Immissioni in ruolo 2021, informativa MI su procedura ordinaria e straordinaria da GPS

Riapertura scuole, il Ministero dell’Istruzione e i sindacati si sono ritrovati di fronte quest’oggi, 19 aprile 2021, per discutere in merito al protocollo di sicurezza per la ripresa delle attività didattiche. Come è noto, le scuole riapriranno tutte in presenza, per le zone gialle ed arancioni, dal prossimo 26 aprile.

Rientro a scuola dal 26 aprile in presenza: esito incontro Ministero Istruzione-sindacati

Flc-Cgil, attraverso un comunicato, ha sottolineato il paradosso relativo al blocco della campagna di vaccinazione dedicata al personale della scuola. Il segretario Francesco Sinopoli ha dichiarato: ‘Ci troviamo davanti a un atto di volontà politica non supportato da condizioni reali. Prima di decidere la riapertura al 100% in presenza – ha sottolineato il segretario Flc-Cgil – bisogna riprendere subito la campagna di vaccinazione, rinnovare i protocolli di sicurezza, effettuare tracciamenti, anche a campione, valutare i dati dei vaccinati, ancora non disponibili. In caso contrario non c’è alcuna garanzia per studenti e personale scolastico’.

Flc-Cgil chiede al governo una rivalutazione della scelta relativa alla ripresa delle attività scolastiche

Il sindacato ha chiesto al governo una rivalutazione della scelta riguardante la ripresa delle attività scolastiche in presenza: per ripartire in sicurezza occorre una ripresa immediata della campagna di vaccinazione, oltre ad un aggiornamento dei protocolli di sicurezza, rimasti ancorati all’estate del 2020. Inoltre, è stata chiesta l’attivazione di un’azione efficace di tracciamento con tamponi in via prioritaria per la scuola oltre ad un potenziamento dei trasporti. È necessario, infine, l’auto organizzazione delle scuole in relazione agli orari di ingresso e di uscita degli alunni, alla durata delle lezioni e per ogni altro fattore in grado di garantire il lavoro e le lezioni in sicurezza.

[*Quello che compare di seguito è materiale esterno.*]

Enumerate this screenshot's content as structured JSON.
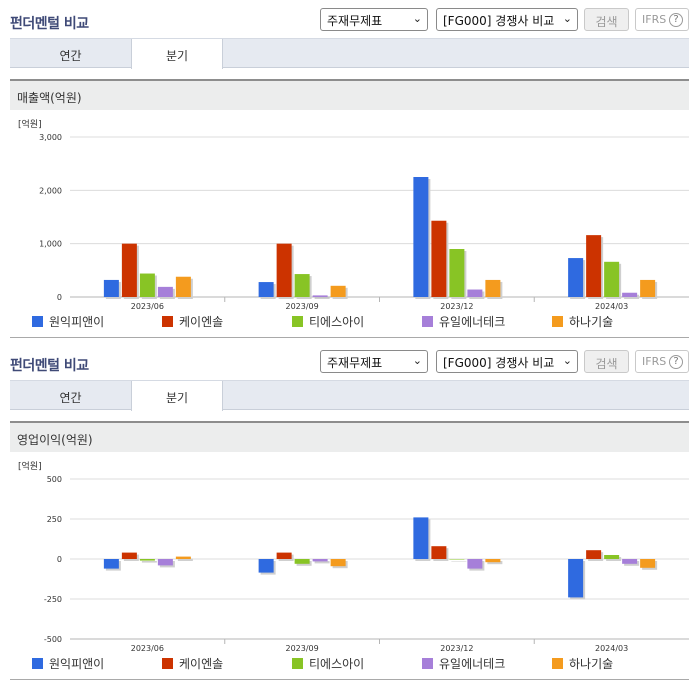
{
  "header": {
    "title": "펀더멘털 비교",
    "select_statement": "주재무제표",
    "select_compare": "[FG000] 경쟁사 비교",
    "search_label": "검색",
    "ifrs_label": "IFRS",
    "help_symbol": "?"
  },
  "tabs": [
    {
      "label": "연간",
      "active": false
    },
    {
      "label": "분기",
      "active": true
    }
  ],
  "colors": {
    "series": [
      "#2f6ae0",
      "#cc3300",
      "#88c425",
      "#a67fd9",
      "#f49b1e"
    ],
    "title": "#3f4a77"
  },
  "sections": [
    {
      "subtitle": "매출액(억원)",
      "unit": "[억원]"
    },
    {
      "subtitle": "영업이익(억원)",
      "unit": "[억원]"
    }
  ],
  "chart_data": [
    {
      "type": "bar",
      "title": "매출액(억원)",
      "ylabel": "[억원]",
      "categories": [
        "2023/06",
        "2023/09",
        "2023/12",
        "2024/03"
      ],
      "ylim": [
        0,
        3000
      ],
      "yticks": [
        0,
        1000,
        2000,
        3000
      ],
      "ytick_labels": [
        "0",
        "1,000",
        "2,000",
        "3,000"
      ],
      "grid": true,
      "legend": "bottom",
      "series": [
        {
          "name": "원익피앤이",
          "values": [
            320,
            280,
            2250,
            730
          ]
        },
        {
          "name": "케이엔솔",
          "values": [
            1000,
            1000,
            1430,
            1160
          ]
        },
        {
          "name": "티에스아이",
          "values": [
            440,
            430,
            900,
            660
          ]
        },
        {
          "name": "유일에너테크",
          "values": [
            190,
            30,
            140,
            80
          ]
        },
        {
          "name": "하나기술",
          "values": [
            380,
            210,
            320,
            320
          ]
        }
      ]
    },
    {
      "type": "bar",
      "title": "영업이익(억원)",
      "ylabel": "[억원]",
      "categories": [
        "2023/06",
        "2023/09",
        "2023/12",
        "2024/03"
      ],
      "ylim": [
        -500,
        500
      ],
      "yticks": [
        -500,
        -250,
        0,
        250,
        500
      ],
      "ytick_labels": [
        "-500",
        "-250",
        "0",
        "250",
        "500"
      ],
      "grid": true,
      "legend": "bottom",
      "series": [
        {
          "name": "원익피앤이",
          "values": [
            -60,
            -85,
            260,
            -240
          ]
        },
        {
          "name": "케이엔솔",
          "values": [
            40,
            40,
            80,
            55
          ]
        },
        {
          "name": "티에스아이",
          "values": [
            -10,
            -30,
            0,
            25
          ]
        },
        {
          "name": "유일에너테크",
          "values": [
            -40,
            -15,
            -60,
            -30
          ]
        },
        {
          "name": "하나기술",
          "values": [
            15,
            -45,
            -20,
            -55
          ]
        }
      ]
    }
  ]
}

Cisl scuola, Gissi: ‘Ministero Salute sta valutando test salivari’

‘Il ministero della Salute sta valutando l’evidenza del test salivare – ha dichiarato la segretaria nazionale Cisl Scuola, Maddalena Gissi – per monitorare, attraverso gruppi di alunni, e prevenire l’eventuale contagio importando il ‘modello Lazio e Bolzano’ a scuola un po’ in tutte le Regioni, ma sono queste ultime che hanno la competenza: e questo ci preoccupa, avremo ancora una volta una situazione a macchia di leopardo. Serve una presa di posizione di Regioni, Anci, Upi e Governo per garantire maggiore uniformità’. 

Snals, Serafini: ‘Siamo molto preoccupati anche se vogliamo riapertura scuola in presenza’

Vogliamo che la scuola riapra in presenza ma siamo molto preoccupati – ha dichiarato all’Ansa, la segretaria Snals, Elvira Serafini – avremmo voluto un aggiornamento del protocollo di sicurezza con indicazioni precise invece tutto viene detto ma niente fatto e si riaprono le scuole. E’ stata sospesa la campagna vaccinale per il personale della scuola ma ci sono forti percentuali in alcune regioni che non hanno raggiunto neppure il minimo delle vaccinazioni. Siamo alle soglie degli esami maturità: chiediamo che per il personale commissioni abbia la seconda dose prima dell’avvio’.